Het RAPIDE-consortium (Regular and Unplanned Care Adaptive Dashboard for Cross–border Emergencies) wordt geleid door hoogleraar Eerstelijnsgeneeskunde Aura Timen van het Radboudumc en ontvangt 5,9 miljoen euro van de Europese Commissie. Dat maakt het Radboudumc vandaag bekend in een persbericht.
- Een Europees consortium van zeven landen, geleid door Aura Timen van Radboudumc, ontvangt 6 miljoen van de Europese Commissie.
- Het project richt zich op het ontwikkelen en testen van scenario’s en zorgmodellen om reguliere zorg flexibeler en veerkrachtiger te organiseren tijdens gezondheidscrises;
- Het heroverwegen van patiëntenstromen, toegang tot reguliere zorg, en het verstrekken van actuele en begrijpelijke informatie aan het publiek zijn belangrijke onderwerpen.

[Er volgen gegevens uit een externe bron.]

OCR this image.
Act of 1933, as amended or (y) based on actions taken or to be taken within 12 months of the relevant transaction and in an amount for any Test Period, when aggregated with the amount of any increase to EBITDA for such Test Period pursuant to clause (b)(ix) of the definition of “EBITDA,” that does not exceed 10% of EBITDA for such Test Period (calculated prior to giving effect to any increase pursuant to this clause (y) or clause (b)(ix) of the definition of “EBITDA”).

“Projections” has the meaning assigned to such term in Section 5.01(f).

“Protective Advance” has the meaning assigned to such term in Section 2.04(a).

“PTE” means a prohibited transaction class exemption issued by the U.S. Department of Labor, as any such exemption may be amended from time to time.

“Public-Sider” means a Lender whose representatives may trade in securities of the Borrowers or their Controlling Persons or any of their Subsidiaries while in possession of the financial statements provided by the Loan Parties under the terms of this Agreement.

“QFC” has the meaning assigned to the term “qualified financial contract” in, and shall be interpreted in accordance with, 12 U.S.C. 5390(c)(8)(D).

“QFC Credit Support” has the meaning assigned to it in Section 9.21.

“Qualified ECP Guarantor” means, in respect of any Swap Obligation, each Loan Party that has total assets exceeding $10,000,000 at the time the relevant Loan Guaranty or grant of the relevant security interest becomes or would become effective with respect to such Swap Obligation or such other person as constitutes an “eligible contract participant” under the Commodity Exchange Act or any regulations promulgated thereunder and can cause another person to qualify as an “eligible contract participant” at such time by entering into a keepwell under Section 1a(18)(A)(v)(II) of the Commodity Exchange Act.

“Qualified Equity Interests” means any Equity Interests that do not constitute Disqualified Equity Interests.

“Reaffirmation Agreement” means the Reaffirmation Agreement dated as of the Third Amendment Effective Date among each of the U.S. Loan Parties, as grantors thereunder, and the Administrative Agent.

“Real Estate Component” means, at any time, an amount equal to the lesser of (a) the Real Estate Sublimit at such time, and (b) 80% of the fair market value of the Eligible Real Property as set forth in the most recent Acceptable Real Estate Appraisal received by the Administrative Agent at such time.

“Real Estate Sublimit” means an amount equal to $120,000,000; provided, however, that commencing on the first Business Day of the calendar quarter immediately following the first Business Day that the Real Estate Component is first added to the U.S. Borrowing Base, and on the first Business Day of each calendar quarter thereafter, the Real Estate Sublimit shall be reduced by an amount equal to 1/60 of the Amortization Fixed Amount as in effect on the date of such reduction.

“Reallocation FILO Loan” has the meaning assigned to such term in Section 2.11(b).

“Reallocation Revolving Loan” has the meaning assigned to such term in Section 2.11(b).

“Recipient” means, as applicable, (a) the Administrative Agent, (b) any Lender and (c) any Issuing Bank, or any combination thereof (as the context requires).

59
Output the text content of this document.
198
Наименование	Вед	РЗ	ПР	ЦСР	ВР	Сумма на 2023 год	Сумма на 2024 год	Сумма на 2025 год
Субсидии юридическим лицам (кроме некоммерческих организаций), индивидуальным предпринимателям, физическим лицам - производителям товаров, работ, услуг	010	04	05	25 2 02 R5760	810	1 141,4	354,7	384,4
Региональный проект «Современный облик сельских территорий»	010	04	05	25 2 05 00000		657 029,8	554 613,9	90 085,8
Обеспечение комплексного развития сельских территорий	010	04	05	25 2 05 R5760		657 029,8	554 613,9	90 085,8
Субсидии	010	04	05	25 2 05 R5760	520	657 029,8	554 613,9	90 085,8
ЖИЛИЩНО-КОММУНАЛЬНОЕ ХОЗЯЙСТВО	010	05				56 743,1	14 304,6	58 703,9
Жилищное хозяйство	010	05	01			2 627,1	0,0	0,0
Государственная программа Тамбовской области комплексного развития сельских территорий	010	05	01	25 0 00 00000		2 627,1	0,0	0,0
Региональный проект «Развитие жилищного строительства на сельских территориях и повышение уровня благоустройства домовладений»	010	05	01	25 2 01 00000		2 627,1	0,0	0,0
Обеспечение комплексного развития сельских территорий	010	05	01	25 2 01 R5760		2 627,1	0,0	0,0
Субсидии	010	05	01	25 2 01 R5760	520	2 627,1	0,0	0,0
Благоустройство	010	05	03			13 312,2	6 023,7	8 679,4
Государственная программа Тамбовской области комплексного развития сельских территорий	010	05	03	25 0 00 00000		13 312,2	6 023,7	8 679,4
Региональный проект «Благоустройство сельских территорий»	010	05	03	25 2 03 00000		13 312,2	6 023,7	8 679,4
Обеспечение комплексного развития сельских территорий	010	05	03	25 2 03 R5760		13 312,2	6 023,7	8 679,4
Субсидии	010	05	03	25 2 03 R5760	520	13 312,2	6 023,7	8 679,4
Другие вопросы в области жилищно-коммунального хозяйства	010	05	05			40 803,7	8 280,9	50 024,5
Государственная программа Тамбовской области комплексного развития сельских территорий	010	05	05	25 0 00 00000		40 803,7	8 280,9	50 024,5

“Tijdens de coronapandemie is veel reguliere zorg aangepast, uitgesteld of zelfs gestopt”, aldus Timen. “Dit betrof het hele scala aan zorg: van planbare operaties en chronische aandoeningen tot zorg voor mensen met kanker en geestelijke gezondheidszorg. Veel mensen vermeden de zorg en gingen bijvoorbeeld met klachten niet naar de huisarts of het ziekenhuis.”
Het doel is om vast te stellen welke lessen te leren zijn van eerdere grote gezondheidscrises, zoals de recente internationale coronacrisis. Belangrijk in dit project zijn het behouden van de toegang tot reguliere zorg en het verschaffen van actuele en begrijpelijke informatie over de zorg aan patiënten en publiek tijdens een pandemie.
De lessen en ervaringen van de voorgaande pandemieën worden als basis te gebruiken om ons op een vernieuwende manier op toekomstige gezondheidscrises voor te bereiden, door de zorg flexibeler en veerkrachtiger te organiseren. Naast een analyse van de beste aanpak worden nieuwe zorgmodellen en scenario’s opgesteld en in de praktijk getest in verschillende landen.
Patiëntenstromen
Een belangrijk onderdeel van dit onderzoek is het anders inrichten van patiëntenstromen tijdens gezondheidscrises. Timen: “We kijken bijvoorbeeld of we zorg kunnen verplaatsen. Kunnen patiënten misschien vaker thuisblijven? En zo ja, wat is hiervoor nodig? Hierbij kun je denken aan tools dichter bij de patiënt, zoals meer online-afspraken of apps die trainingsprogramma’s bieden en vorderingen direct doorgeven aan het ziekenhuis of de behandelend (huis)arts.”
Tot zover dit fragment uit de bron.